Однако после того как в 1991 году экономический пузырь лопнул, в так называемые «потерянные десятилетия» Япония переосмыслила как само понятие роскоши, так и сопутствующие ему практики. Одной из важнейших концепций, сложившихся в это время, следует назвать «суро-райфу» — японский термин, образованный по аналогии с английским slow life, «медленная жизнь», но приобретший в японском языке особый смысл. Эта концепция возникла как протест против лихорадочного темпа жизни Токио, огромной столицы, и против всего, чем страна пожертвовала в угоду экономическому развитию, но одновременно она оформилась как особый стиль, антифутуристическая эстетика со своим манифестом, специальными журналами и даже цветовой палитрой. Подобно тому как Маринетти в начале ХХ века провозгласил, что к величию мира прибавилась новая красота — красота скорости, так и «суро-райфу» в начале XXI столетия обещает всеобъемлющую красоту, но теперь уже стабильную, экологичную, выраженную в монохромной цветовой гамме, направленную на высшее единство с природой и с самим временем в эпоху, когда Япония переросла рост.

Стремление замедлить время ассоциировалось с определенным имиджем, который сначала рекламировался как антимода, но вскоре превратился в новый тип роскоши.
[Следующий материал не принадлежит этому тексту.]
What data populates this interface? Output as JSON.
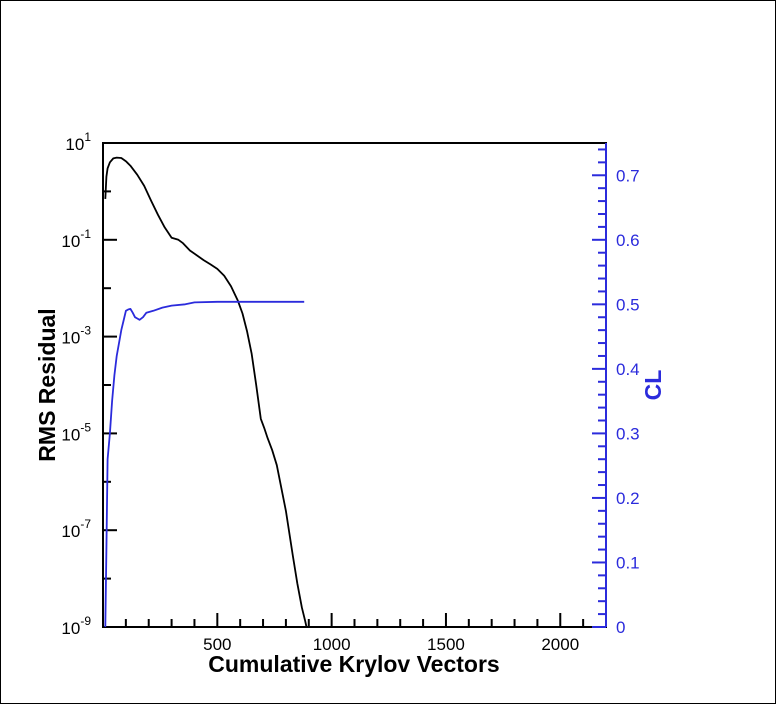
{
  "chart_data": {
    "type": "line",
    "xlabel": "Cumulative Krylov Vectors",
    "ylabel": "RMS Residual",
    "y2label": "CL",
    "xlim": [
      0,
      2200
    ],
    "ylim": [
      1e-09,
      10
    ],
    "yscale": "log",
    "y2lim": [
      0,
      0.75
    ],
    "grid": false,
    "x_ticks": [
      500,
      1000,
      1500,
      2000
    ],
    "y_ticks": [
      {
        "base": "10",
        "exp": "1",
        "value": 10
      },
      {
        "base": "10",
        "exp": "-1",
        "value": 0.1
      },
      {
        "base": "10",
        "exp": "-3",
        "value": 0.001
      },
      {
        "base": "10",
        "exp": "-5",
        "value": 1e-05
      },
      {
        "base": "10",
        "exp": "-7",
        "value": 1e-07
      },
      {
        "base": "10",
        "exp": "-9",
        "value": 1e-09
      }
    ],
    "y2_ticks": [
      "0",
      "0.1",
      "0.2",
      "0.3",
      "0.4",
      "0.5",
      "0.6",
      "0.7"
    ],
    "colors": {
      "residual": "#000000",
      "cl": "#2b2bdc",
      "axis": "#000000",
      "axis2": "#2b2bdc"
    },
    "series": [
      {
        "axis": "left",
        "x": [
          10,
          15,
          20,
          30,
          45,
          60,
          80,
          100,
          120,
          150,
          180,
          210,
          240,
          270,
          300,
          330,
          350,
          380,
          410,
          440,
          470,
          500,
          530,
          560,
          590,
          610,
          630,
          650,
          670,
          690,
          705,
          720,
          740,
          760,
          780,
          800,
          830,
          850,
          870,
          885,
          890
        ],
        "y": [
          0.7,
          2.0,
          3.0,
          4.0,
          4.8,
          5.0,
          4.9,
          4.2,
          3.4,
          2.2,
          1.3,
          0.65,
          0.33,
          0.18,
          0.11,
          0.1,
          0.085,
          0.06,
          0.048,
          0.038,
          0.031,
          0.025,
          0.018,
          0.011,
          0.0055,
          0.003,
          0.0013,
          0.00045,
          0.0001,
          2e-05,
          1.3e-05,
          8e-06,
          4.5e-06,
          2.2e-06,
          7.5e-07,
          2.5e-07,
          3e-08,
          8e-09,
          2.5e-09,
          1.3e-09,
          1e-09
        ]
      },
      {
        "axis": "right",
        "x": [
          10,
          15,
          20,
          30,
          40,
          50,
          60,
          70,
          80,
          90,
          100,
          110,
          120,
          130,
          140,
          150,
          160,
          175,
          190,
          220,
          260,
          300,
          360,
          400,
          500,
          600,
          700,
          800,
          880
        ],
        "y": [
          0.0,
          0.12,
          0.26,
          0.3,
          0.35,
          0.39,
          0.42,
          0.44,
          0.46,
          0.475,
          0.49,
          0.492,
          0.493,
          0.487,
          0.48,
          0.478,
          0.476,
          0.48,
          0.487,
          0.49,
          0.495,
          0.498,
          0.5,
          0.503,
          0.504,
          0.504,
          0.504,
          0.504,
          0.504
        ]
      }
    ]
  }
}
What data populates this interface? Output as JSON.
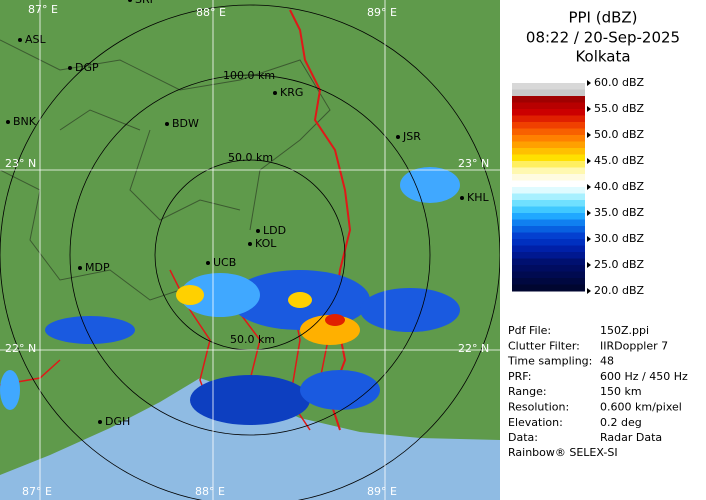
{
  "map": {
    "lon_labels_top": [
      "87° E",
      "88° E",
      "89° E"
    ],
    "lon_labels_bottom": [
      "87° E",
      "88° E",
      "89° E"
    ],
    "lat_labels_left": [
      "23° N",
      "22° N"
    ],
    "lat_labels_right": [
      "23° N",
      "22° N"
    ],
    "range_labels": [
      "100.0 km",
      "50.0 km",
      "50.0 km"
    ],
    "cities": [
      "SRI",
      "ASL",
      "DGP",
      "KRG",
      "BDW",
      "BNK",
      "JSR",
      "KHL",
      "LDD",
      "KOL",
      "UCB",
      "MDP",
      "DGH"
    ]
  },
  "panel": {
    "title": "PPI (dBZ)",
    "time": "08:22 / 20-Sep-2025",
    "site": "Kolkata",
    "legend": [
      "60.0 dBZ",
      "55.0 dBZ",
      "50.0 dBZ",
      "45.0 dBZ",
      "40.0 dBZ",
      "35.0 dBZ",
      "30.0 dBZ",
      "25.0 dBZ",
      "20.0 dBZ"
    ],
    "legend_colors": [
      [
        "#d8d8d8",
        "#c8c8c8",
        "#a00000",
        "#b80000"
      ],
      [
        "#cc0000",
        "#e02000",
        "#f04000",
        "#f86000"
      ],
      [
        "#ff8000",
        "#ffa000",
        "#ffc000",
        "#ffe000"
      ],
      [
        "#ffef60",
        "#fff8b0",
        "#fffbe0",
        "#ffffff"
      ],
      [
        "#e0fbff",
        "#a8f0ff",
        "#70e0ff",
        "#40c8ff"
      ],
      [
        "#20a8ff",
        "#1080f0",
        "#0860e0",
        "#0440d0"
      ],
      [
        "#0030c0",
        "#0020a8",
        "#001890",
        "#001070"
      ],
      [
        "#000c60",
        "#000a50",
        "#000840",
        "#000630"
      ]
    ],
    "info": [
      [
        "Pdf File:",
        "150Z.ppi"
      ],
      [
        "Clutter Filter:",
        "IIRDoppler 7"
      ],
      [
        "Time sampling:",
        "48"
      ],
      [
        "PRF:",
        "600 Hz / 450 Hz"
      ],
      [
        "Range:",
        "150 km"
      ],
      [
        "Resolution:",
        "0.600 km/pixel"
      ],
      [
        "Elevation:",
        "0.2 deg"
      ],
      [
        "Data:",
        "Radar Data"
      ]
    ],
    "footer": "Rainbow® SELEX-SI"
  }
}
Наступил момент деколониального поворота, когда Япония начала отказываться от зарубежных люксовых брендов и избыточного потребления эпохи экономического пузыря, обратившись скорее к исконно японским формам роскоши, причем необязательно материальным. Ритуализация и эстетизация повседневной жизни в Японии уходили корнями в далекое прошлое и характеризовались многочисленными традиционными мотивами и особой риторикой, которые можно было привлечь к формированию этого нового типа роскоши: от ваби-саби, эстетики незавершенности, шероховатости и несовершенства, до классического эссе Ёсиды Кэнко «Записки от скуки» (1332) [1], где автор восхваляет нематериальные ценности и радость всего мимолетного. В каком-то смысле японцы всегда были нацией, жаждавшей размеренности и совершенства в мелких деталях повседневности, которые из массового сознания вытеснил навязанный извне образ современности. По иронии судьбы этот тип роскоши завоевал невероятную популярность на рынке. Реклама идиллической смеси дзена и пасторали и ее атрибуты: натуральное полотно, краситель индиго и первозданная безыскусность природных текстур в одежде и интерьере — призваны были восстановить аутентичность, утраченную из-за засилья европейских люксовых брендов. Ключевая особенность «суро-райфу» состоит в том, что материальное наслаждение роскошью по-прежнему играет в этой концепции важную роль, но в то же время она пропагандирует более осознанное в социальном и экологическом плане отношение к потреблению и отказ от колониальной логики, помещавшей на вершину иерархии европейскую одежду сегмента люкс. Аутентичность стали воспринимать как нечто более роскошное по сравнению с прямолинейным брендингом логотипов и монограмм. После болезненного коллапса экономического пузыря японские потребители и дизайнеры отвергли колониальные иерархии европейских люксовых брендов и обратились к роскоши иного типа, которая преображала демонстративное потребление, — роскоши медлительности.


[1] На русском языке выходило как «Записки от скуки» (пер. В. Н. Горегляда) и «Записки на досуге» (пер. А. Н. Мещерякова). (Прим. пер.)